No, the cryptic links lead to a login screen, asking for said ID and password. Investigation showed that the domain belonged to the company that is given on Air Canada's own website as the engine behind their resume software.

All the more reason to strive to become more than a number.

Anonymous said...

Did they actually say "desactivate"? Is that a word? This sure looks like spam to me. Of course, lately I've gotten spam that has looked pretty real. It is getting harder to tell the difference, with real email and spam converging.

Perhaps they are looking for the really careful pilots who check everything out and realize that it is not spam, so they act on it. Of course, they'd also get the ones that are dumb enought to act on any email that comes along. ;)

Aviatrix said...

"Desactivate" was actually one of my first clues that it might be real. That typo is characteristic of a bilingual (French-English) speaker momentarily confusing deactivate with désactiver. Someone working for or with Air Canada is more likely to be bilingual than a random spammer.

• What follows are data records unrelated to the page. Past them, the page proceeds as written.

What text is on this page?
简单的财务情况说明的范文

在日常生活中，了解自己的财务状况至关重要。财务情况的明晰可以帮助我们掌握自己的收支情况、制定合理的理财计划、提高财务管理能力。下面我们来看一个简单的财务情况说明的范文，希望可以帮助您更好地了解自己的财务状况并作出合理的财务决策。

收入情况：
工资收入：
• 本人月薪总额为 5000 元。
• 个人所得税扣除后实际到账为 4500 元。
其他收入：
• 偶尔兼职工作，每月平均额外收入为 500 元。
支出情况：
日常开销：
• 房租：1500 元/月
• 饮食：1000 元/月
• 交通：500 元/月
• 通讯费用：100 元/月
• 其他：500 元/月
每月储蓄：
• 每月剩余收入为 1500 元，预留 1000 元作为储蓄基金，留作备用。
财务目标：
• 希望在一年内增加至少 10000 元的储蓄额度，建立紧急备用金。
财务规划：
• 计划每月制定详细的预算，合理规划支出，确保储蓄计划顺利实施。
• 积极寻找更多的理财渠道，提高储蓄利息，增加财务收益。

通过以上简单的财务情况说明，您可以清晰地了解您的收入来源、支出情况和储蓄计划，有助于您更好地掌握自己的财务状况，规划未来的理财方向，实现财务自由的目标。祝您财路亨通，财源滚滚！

Apparently that is part of the reason why Nigerian spammers use such poor English. They are trying to make you think "this guy is uneducated. I could pull a fast one on him."

Anonymous said...

That Nigerian reference is chillingly close to the truth, Aviatrix - are you aware of the state of the pilot hiring market in the UK? If you apply to Easyjet's semi-sponsored ab initio pilot training scheme they expect you, the applicant, to pay GBP 140 for their assessment tests. Even appropriately type-rated pilots have to put up a GBP 6,000 bond to cover their mandatory "refresher" training in case they leave within a year, and I've heard (don't know if this is still the case) of pilot applicants being required to pay for their sim assessments with at least one of the other UK budgets, too.

Cassaundra said...

Hello Aviatrix,
I must say that I am rather computer-stupid, and do not understand much more than click and pick.I would, however, be quite annoyed by such a transmission and try to get to the bottom of it.As a fellow pro-pilot, i understand your journey.
We are all on alittle adventure, and few would understand it unless they also were on the same one.